I didn’t have a strategy to become an author, as I had no idea that’s what I wanted to become. My strategy, after realising human resources wasn’t for me, was to commit myself to exploring my curiosities. Anything I was curious or enthusiastic about I investigated and that exploration eventually led me to what I’m very happily doing now. I’m not one to advocate following a plan, as life is too unpredictable and someone else’s plan rarely works for anyone other than that individual, but I am a huge believer in curiosity, taking some risks and tenacity.

You’re a food blogger, novelist, mother, possessor of a beautiful Instagram account… How do you fit it all in?

I’m Jill of all trades, master of none, am often distracted and terrible at house- keeping! Social media portrays a sliver of my life that isn’t dishonest, but it’s just a sliver. Just like everyone else I outsource, ignore and surrender things in order to prioritise other things. I try hard to remember we’re all in the same boat – imperfect, frazzled, feeling guilty and not doing it all well all the time – when I scroll through my own Instagram feed. Life is a beautiful mess of a thing, right?

What took you to Macau and Vancouver?

Work (mine and my husband’s) and a wanderlust I sometimes struggle to keep in check. I’ve always wanted to live in a country where English isn’t the dominant language and Macau fit that bill. It was an incredible experience to live in that particular pocket of China. Vancouver was, as you can imagine, vastly different but still challenging and in both places I learned a lot about myself, different cultures, landscapes and food. All of which winds up, in some form or another, in my books.

Favourite books / authors and why?

I’m asked this a lot yet still find it so hard to answer. There are my childhood favourites (Danny the Champion of the World, Anne of Green Gables), authors who dazzle and inspire me with every new book (Barbara Kingsolver, Patricia Grace), books that have taught me so much about writing as a craft (Harper Lee, Marcus Zusak), and current favourites (Man by Kim Thuy and graphic novels including Soppy by Philippa Rice).

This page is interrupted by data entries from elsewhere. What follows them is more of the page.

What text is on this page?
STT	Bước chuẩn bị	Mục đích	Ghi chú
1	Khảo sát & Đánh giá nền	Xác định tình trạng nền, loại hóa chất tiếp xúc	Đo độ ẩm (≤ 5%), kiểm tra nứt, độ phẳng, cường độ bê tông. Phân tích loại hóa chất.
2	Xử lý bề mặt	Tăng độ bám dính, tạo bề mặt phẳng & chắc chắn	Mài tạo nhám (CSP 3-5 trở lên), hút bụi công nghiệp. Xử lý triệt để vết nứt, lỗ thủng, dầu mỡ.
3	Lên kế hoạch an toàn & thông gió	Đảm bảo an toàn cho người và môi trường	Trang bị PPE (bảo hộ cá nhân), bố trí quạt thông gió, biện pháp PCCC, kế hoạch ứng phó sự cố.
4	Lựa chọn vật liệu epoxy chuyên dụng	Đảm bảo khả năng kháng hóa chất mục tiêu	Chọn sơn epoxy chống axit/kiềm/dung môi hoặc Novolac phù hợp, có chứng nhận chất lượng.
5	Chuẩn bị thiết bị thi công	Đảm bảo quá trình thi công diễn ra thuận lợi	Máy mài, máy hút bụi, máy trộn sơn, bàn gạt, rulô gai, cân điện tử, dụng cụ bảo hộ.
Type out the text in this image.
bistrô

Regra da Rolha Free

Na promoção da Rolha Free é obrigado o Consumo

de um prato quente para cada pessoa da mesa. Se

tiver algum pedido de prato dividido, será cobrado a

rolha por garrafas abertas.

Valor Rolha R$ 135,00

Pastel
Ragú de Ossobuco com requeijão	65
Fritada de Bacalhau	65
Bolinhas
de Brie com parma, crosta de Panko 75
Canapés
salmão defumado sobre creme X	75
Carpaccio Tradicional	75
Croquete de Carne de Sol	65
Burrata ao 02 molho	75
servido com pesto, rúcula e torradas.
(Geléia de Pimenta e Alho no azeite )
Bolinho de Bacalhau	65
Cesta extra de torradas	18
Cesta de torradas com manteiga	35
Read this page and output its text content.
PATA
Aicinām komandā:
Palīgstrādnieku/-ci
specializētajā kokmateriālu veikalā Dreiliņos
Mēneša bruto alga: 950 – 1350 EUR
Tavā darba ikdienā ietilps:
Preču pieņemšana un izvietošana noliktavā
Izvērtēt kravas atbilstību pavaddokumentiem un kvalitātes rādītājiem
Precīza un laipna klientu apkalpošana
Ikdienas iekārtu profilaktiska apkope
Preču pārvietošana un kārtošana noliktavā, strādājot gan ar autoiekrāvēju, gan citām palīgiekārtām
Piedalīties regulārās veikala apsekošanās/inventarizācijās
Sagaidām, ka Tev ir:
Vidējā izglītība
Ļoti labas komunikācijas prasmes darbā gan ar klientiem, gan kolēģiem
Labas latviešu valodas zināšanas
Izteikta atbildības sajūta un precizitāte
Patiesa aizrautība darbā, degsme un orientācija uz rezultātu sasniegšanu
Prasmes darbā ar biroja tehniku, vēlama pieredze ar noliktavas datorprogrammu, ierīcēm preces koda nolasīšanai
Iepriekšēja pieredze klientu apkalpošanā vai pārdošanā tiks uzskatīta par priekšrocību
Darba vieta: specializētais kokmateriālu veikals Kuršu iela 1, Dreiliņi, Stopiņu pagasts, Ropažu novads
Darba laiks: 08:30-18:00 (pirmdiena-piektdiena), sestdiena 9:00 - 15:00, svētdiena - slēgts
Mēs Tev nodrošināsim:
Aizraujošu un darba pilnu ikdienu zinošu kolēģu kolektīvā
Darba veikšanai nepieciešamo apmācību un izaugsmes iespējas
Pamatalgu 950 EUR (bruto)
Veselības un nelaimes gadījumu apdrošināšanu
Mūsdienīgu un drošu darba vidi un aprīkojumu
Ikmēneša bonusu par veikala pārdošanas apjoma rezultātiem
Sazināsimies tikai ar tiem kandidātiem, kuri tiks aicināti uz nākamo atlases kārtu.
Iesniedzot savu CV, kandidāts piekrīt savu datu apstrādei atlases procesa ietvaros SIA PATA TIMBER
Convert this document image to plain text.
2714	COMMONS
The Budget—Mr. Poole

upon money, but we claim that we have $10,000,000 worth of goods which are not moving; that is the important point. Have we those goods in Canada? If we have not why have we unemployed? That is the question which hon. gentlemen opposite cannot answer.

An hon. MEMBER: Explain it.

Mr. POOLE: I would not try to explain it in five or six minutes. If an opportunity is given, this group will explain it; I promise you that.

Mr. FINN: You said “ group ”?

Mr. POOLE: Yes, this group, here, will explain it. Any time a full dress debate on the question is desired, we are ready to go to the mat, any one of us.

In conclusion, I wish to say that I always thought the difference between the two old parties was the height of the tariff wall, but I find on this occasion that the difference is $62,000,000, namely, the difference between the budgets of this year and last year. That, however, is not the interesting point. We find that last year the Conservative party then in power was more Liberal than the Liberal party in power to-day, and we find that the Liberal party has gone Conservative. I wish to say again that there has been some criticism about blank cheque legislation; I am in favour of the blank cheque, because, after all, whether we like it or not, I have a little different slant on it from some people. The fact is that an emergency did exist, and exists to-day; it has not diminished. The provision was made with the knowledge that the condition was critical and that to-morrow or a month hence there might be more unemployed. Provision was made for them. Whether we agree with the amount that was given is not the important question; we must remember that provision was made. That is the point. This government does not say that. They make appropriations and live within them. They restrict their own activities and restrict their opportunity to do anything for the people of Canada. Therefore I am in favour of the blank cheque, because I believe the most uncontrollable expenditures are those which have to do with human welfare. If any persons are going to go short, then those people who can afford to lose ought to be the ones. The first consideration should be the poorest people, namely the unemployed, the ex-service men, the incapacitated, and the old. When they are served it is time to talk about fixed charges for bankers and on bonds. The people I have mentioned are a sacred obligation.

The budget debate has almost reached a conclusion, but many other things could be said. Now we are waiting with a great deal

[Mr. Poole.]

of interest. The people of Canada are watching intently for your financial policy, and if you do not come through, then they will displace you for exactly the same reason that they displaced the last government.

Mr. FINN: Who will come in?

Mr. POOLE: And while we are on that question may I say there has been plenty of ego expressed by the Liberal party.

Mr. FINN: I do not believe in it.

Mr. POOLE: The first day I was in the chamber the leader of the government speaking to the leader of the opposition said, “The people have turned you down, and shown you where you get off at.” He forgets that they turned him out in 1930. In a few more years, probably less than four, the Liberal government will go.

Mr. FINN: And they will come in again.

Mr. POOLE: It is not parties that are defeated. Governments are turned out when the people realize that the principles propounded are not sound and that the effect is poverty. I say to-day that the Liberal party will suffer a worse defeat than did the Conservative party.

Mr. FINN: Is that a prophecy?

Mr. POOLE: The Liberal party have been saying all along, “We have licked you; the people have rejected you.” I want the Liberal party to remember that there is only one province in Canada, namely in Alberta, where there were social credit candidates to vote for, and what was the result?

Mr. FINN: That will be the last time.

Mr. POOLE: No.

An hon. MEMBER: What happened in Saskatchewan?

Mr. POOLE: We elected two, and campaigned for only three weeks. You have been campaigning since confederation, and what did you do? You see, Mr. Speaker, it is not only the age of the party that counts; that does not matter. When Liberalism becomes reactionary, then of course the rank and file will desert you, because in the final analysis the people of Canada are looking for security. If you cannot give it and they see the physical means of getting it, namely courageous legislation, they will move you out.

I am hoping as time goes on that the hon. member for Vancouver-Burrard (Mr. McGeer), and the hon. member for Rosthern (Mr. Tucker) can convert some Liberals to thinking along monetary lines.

Any hints about your next novel?

Yes! I’m very excited about the next book I’m working on, which is set in France and involves food, secrets, love and a host of charming, confused, hopeful characters. I was lucky enough to get the opportunity to travel back to France last year for research and I ate my way around the countryside. It was wonderful. Hopefully this next book takes readers on a similar journey.